As people outside of work we also have motivations, objectives, goals. If we don't get what we want (like happiness, fulfillment, food) our characters not only won't get what they want, but never exist. We are the foundation our roles are built on. Starve us, starve or outright kill our characters. Even in moments of great peace and contentment, where no hedonistic or even loftier want crosses our minds and hearts, eventually we will need to eat again, to sleep. It is not permanently possible to be without want, to be without hunger.
So to act, or even live, we need to eat. Both literally and figuratively. If we are hungry for food, our work will suffer. If we are hungry long enough, for food or other essentials, we cease to exist. If we are exceedingly hungry for less edible things, like contentment, material comfort, stability, human connection, we will not do our best work, but even more vital, our lives, the only ones we get to live, will suffer. They may even end early from stress or depression. Or simply be half lived.
If we work a non-acting day job it is not merely to pay the rent/mortgage and cell phone bill. We do it so we are not in panic, worry and anxiety throughout our days and nights. We do it because rightly or wrongly money is the universal scorecard often used to gauge success and value. We do it because we may only feel comfortable in a home of a certain quality or location. Marketing and ads are often built on this: part of who we tell ourselves we are is based on what we have materially and what we have in the bank.
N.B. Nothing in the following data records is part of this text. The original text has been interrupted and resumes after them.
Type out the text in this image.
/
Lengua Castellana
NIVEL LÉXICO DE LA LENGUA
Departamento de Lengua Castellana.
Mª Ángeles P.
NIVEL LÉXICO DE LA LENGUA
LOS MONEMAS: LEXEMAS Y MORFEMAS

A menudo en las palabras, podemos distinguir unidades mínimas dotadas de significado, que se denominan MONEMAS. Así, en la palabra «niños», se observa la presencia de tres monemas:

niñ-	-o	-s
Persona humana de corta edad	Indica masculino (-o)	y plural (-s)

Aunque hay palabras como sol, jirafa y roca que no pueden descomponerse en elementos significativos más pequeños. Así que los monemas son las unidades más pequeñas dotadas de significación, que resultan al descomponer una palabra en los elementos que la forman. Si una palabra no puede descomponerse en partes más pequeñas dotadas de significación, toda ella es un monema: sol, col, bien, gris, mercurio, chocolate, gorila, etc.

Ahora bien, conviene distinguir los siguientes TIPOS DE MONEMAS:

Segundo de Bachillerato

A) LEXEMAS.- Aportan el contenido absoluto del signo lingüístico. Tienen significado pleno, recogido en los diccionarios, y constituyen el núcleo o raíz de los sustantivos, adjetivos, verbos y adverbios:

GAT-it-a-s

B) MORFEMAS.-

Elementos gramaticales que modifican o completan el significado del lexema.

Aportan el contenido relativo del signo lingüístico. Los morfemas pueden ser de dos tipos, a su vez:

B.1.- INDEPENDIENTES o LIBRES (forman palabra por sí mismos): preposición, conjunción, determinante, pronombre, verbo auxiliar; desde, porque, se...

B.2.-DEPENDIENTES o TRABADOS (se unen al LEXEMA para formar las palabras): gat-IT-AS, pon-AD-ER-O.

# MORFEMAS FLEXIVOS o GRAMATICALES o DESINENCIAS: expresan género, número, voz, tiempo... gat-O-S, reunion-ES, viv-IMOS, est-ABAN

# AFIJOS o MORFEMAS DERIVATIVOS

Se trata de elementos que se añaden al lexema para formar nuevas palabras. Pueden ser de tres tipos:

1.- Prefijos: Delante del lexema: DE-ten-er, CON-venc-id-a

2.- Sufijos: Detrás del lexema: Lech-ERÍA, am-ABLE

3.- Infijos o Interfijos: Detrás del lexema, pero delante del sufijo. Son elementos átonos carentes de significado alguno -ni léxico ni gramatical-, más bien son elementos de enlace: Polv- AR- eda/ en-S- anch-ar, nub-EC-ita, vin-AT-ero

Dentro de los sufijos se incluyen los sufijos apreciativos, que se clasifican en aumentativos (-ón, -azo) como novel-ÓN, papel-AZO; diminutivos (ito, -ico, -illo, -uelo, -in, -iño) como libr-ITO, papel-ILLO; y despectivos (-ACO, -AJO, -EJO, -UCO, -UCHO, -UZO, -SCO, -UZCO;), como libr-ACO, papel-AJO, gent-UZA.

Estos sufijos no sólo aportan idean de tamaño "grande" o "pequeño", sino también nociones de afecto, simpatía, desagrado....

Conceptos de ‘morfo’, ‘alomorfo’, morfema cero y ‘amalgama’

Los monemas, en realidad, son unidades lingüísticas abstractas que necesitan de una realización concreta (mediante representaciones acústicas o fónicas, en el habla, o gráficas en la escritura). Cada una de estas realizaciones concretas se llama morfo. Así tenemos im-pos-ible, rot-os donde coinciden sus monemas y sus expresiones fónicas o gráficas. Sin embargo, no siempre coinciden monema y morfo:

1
Our characters do this too. Willy Lowman in "Death of a Salesman" is all but entirely defined by his struggle between who his income has said he is and who he may be in every non-financial sense. Every role we play is someone who has their own view of what money they have now, could have, and want to have. And in life we each have our own beliefs. One actor may feel on the financial edge if their net worth is less than $100,000, another only worries if they don't know where money for next month's bills is coming from. Some people are uncomfortable if they have less than $20,000 in the bank, some only get antsy once they have more than $20,000 dollars debt. For both, the transactional need to have money to buy food is not all that concerns them. Satisfied or not, we hunger, as all humans do, for more than food.
A role may compensate you in a few different ways, but the key in an emotional sense may be how it feeds your material life and how it feeds your immaterial life, how it feeds you and how it feeds you artistically. No shame in taking a role for the money, and there is nothing wrong in taking a role for the joy. Landlords, banks and grocers do not take joy as payment. That concrete reality, that artistic satisfaction alone may not feed you, may be a good thing. Needing to fund your life may keep you more balanced, healthier, and from purely having your head in the clouds. Sustaining oneself physically as well as spiritually, emotionally, artistically, is healthier than being lopsided either way. But even if it weren't, even if it would be better if the concrete world had no sway with us, if it would be nicer feeling if finances and business realities and such didn't affect us, that does not seem to be the way the universe is configured.
Just as focusing too much on the finances of our work would not be good, focusing too much on the artistic to the exclusion of the practical is not good. Balance what feeds you and what feeds you artistically. Let hunger to do great work and to live a great life both get attention. And reading my own words, I'm off to lunch. Feed yourself well.